Across China: Fashion classes combine Chinese aesthetics with French skills
In a red European-style villa in the southern CHINESE metropolis of Guangzhou, Zora Gerault is teaching her CHINESE students how to tailor clothes the way a French designer does.
She is the director of ESMOD Guangzhou, a CHINESE branch of the renowned fashion design school established in 1841. Based in Paris, ESMOD now has 20 branches in 13 countries and regions, including two in Beijing and Guangzhou respectively.
In 2014, ESMOD partnered with Guangzhou Textiles Industry Trade Holdings LTD to open a fashion design school in Guangzhou, aiming to train talent with a fashion sense of both the East and the West.
"France wants its fashion ideas and skills to be spread worldwide, while the booming CHINESE fashion industry needs top talent. The coincidence of our demands leads to cooperation," Gerault said.
"So we started ESMOD Guangzhou, using French design concepts to nurture new CHINESE designers," she said. "In this way, I think fashion cultures of the two countries are connected."
So far, four classes of students have graduated from the school, with many becoming independent designers or executives at fashion companies, or even founding their own clothing brands.
The works of Guo Ziqi, one of the top students, were showcased during the Paris fashion week in 2016 when she graduated from the school.

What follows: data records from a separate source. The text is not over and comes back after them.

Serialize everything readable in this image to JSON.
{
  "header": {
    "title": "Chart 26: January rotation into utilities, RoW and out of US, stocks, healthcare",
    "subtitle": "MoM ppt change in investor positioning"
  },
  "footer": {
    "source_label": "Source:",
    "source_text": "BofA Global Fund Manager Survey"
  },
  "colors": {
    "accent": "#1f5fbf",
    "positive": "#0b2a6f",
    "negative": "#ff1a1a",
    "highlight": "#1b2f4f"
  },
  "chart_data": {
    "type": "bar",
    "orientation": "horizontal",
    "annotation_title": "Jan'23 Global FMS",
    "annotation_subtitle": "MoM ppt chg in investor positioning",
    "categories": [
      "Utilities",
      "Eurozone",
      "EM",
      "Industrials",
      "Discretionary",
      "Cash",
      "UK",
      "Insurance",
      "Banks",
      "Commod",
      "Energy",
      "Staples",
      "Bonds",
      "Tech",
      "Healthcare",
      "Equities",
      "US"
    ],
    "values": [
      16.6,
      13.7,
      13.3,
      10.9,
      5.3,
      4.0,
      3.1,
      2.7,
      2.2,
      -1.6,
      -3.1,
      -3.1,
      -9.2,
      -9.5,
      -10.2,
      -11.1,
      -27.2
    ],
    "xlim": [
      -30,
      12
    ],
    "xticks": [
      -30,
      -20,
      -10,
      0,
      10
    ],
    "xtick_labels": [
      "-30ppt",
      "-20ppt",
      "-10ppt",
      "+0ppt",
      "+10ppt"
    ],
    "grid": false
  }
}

Now, she is preparing for another trip to one of the most important stages of the fashion world.
She said what impressed her most during the study at ESMOD were the creativity in its course design and superb skills of French garment making.
"In the class, French teachers always encouraged us to use different materials such as plastic and paper to make clothes, to open our minds," Guo said.
According to Gerault, an important goal of her school is to inspire students to explore a new way of expression that combines traditional CHINESE art with western skills.
"In our class, we are devoted to teaching students to use French technology to express CHINESE ideas and culture," Gerault said.
"ESMOD Guangzhou is not just a school for fashion, but also contributes to Sino-French cultural communication," Gerault said. "I believe in the future there will be more and more opportunities and practices for this kind of communication."
A famous fashion designer of her own, Gerault has been working and living in China for nearly 12 years and developed a habit of drawing all the CHINESE cultural elements that attracted her. Now, she has a thick notebook full of what she considers cultural treasures.
In the meantime, she has also witnessed the rapid development of China's fashion industry and its growing presence on the world fashion stage.
"Recently, CHINESE clothing brands become much more popular in the global fashion circle. CHINESE features are a new fashion now, and many famous international brands have launched CHINESE-style products," Gerault said.